Candace and Mellie looked at one another and shrugged. Together they tiptoed a few steps closer, and Mellie stumbled on the edge of a poolside planter. Carmella’s head bobbed up immediately.
“What the …?” she barked. “You whores! Get the hell out of here!”
Mellie and Candace ran back, indoors and through the house. They might not have thought further about what they’d seen if Bob had stayed still. But each carried the impression of a man adjusting himself, dealing with his fly. Neither girl had heard of oral sex – the idea of it skimmed the edges of their minds, like a fourth dimensional object just out of the reach of comprehension. They each had a dim, grossed-out impression about what the older kids were doing.
As for what they heard, neither knew what “whore” meant. As soon as they felt safe going back in the house, the pulled the dictionary onto the table.
They must have looked at every “ho” word in the book. They spent several minutes on “hore,” “hored,” “hoar,” “hoared,” and “horde,” but just couldn’t make sense of those as an insult.

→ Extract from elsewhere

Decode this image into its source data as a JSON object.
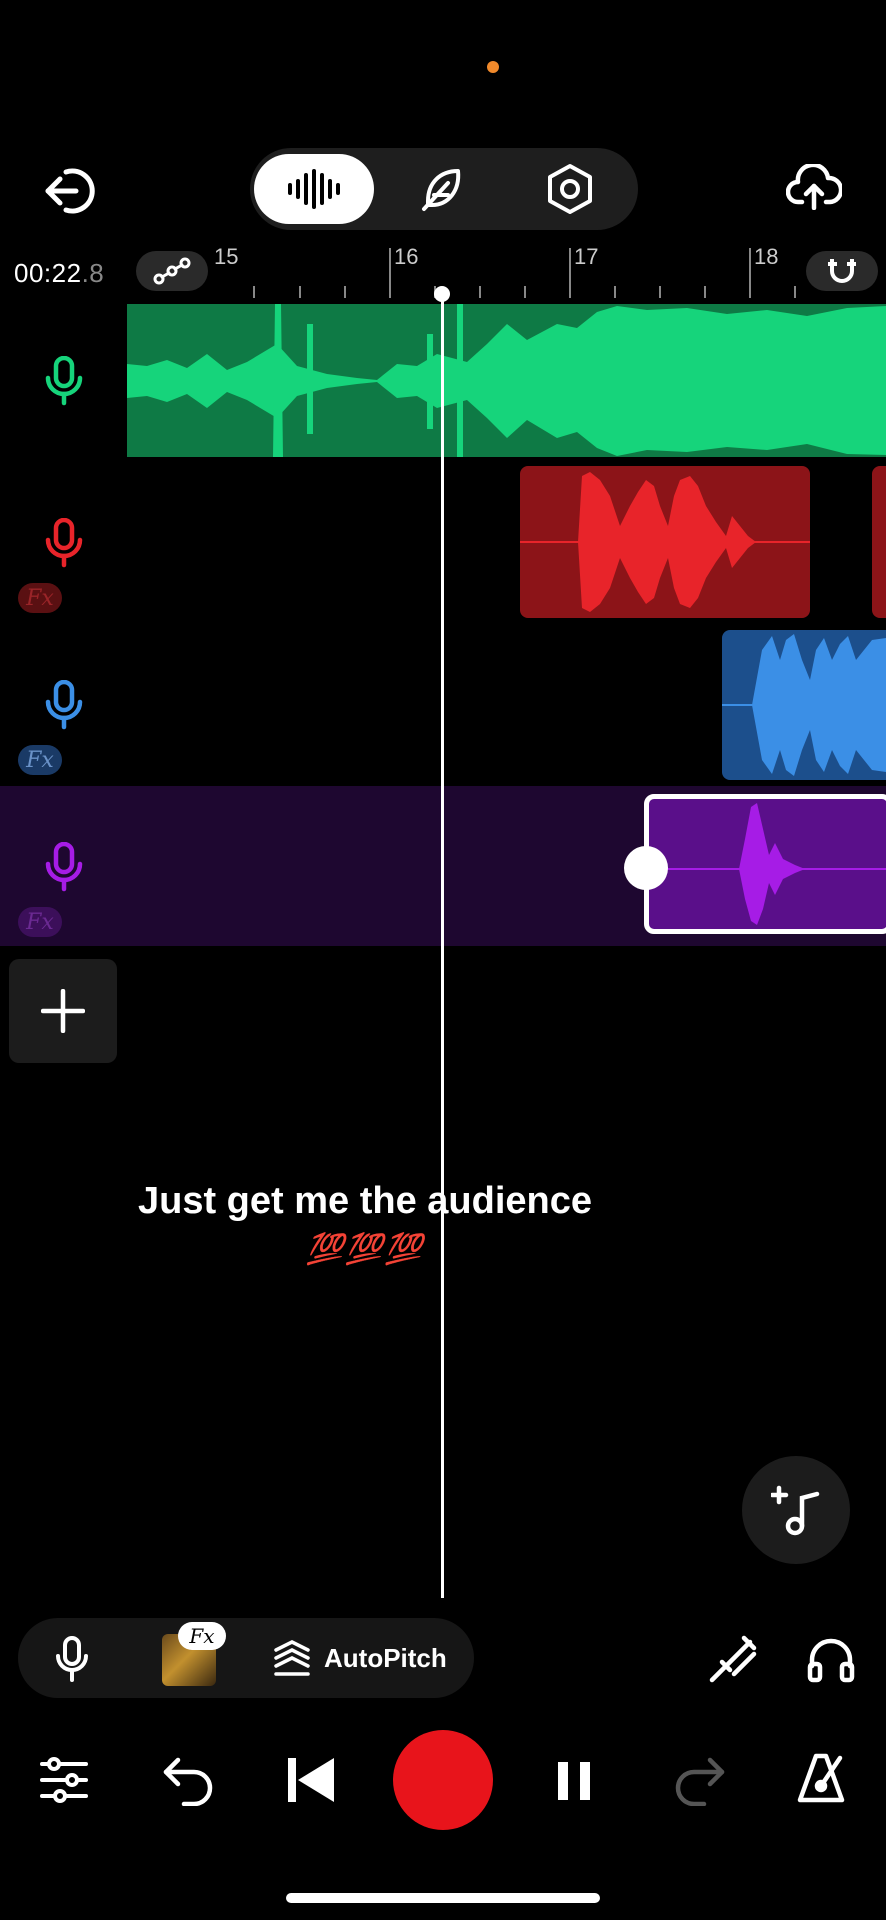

“Well this is weird,” Candace commented and started chewing her hair. “We know she’s really angry; what did she mean?”
“Who, what, why …?” Mellie smirked and then she stopped. “Wait a minute… maybe we’re looking at the wrong pages.”
Mellie shifted in her chair, a little excited. “Think about ‘who, what, where.’ The words all start with ‘w,’ but ‘who’ sounds different than the others.”
“Silent ‘w’?” The question no sooner exited Candace’s mouth than her hands began tearing forward in the book. And found the word they sought.
Then the girls were satisfied. They were mystified by the nature of ‘w,’ with its three syllable name and its short and variable sound. They were perplexed about Carmella choosing a slur for them that was maybe appropriate to herself. But mostly they were gratified to discover and correctly spell a power word they knew they’d use.
Carmella didn’t finish high school. She turned up pregnant the next school term and her parents sent her to her aunt’s place, out of state, until the baby was born and adopted.
Candace and Mellie grew older, and in time they grew apart. Their names changed to Candy and Mel and their paths, while continuing sexually interested, diverged. Before their friendship eroded, before the first of them (Candy) took the big step, they came up with a list of qualities they agreed any good lover should acquire. They discussed the subject at length and in depth, and they concluded that they needed to excel at imagination, coordination, consideration, and practice.
Candy dispensed with her virginity in 10th grade but was no longer close enough to Mel to tell her about it. Mel became sexually active two days after she started college. Like most humans, after awhile at it, each of them got good enough.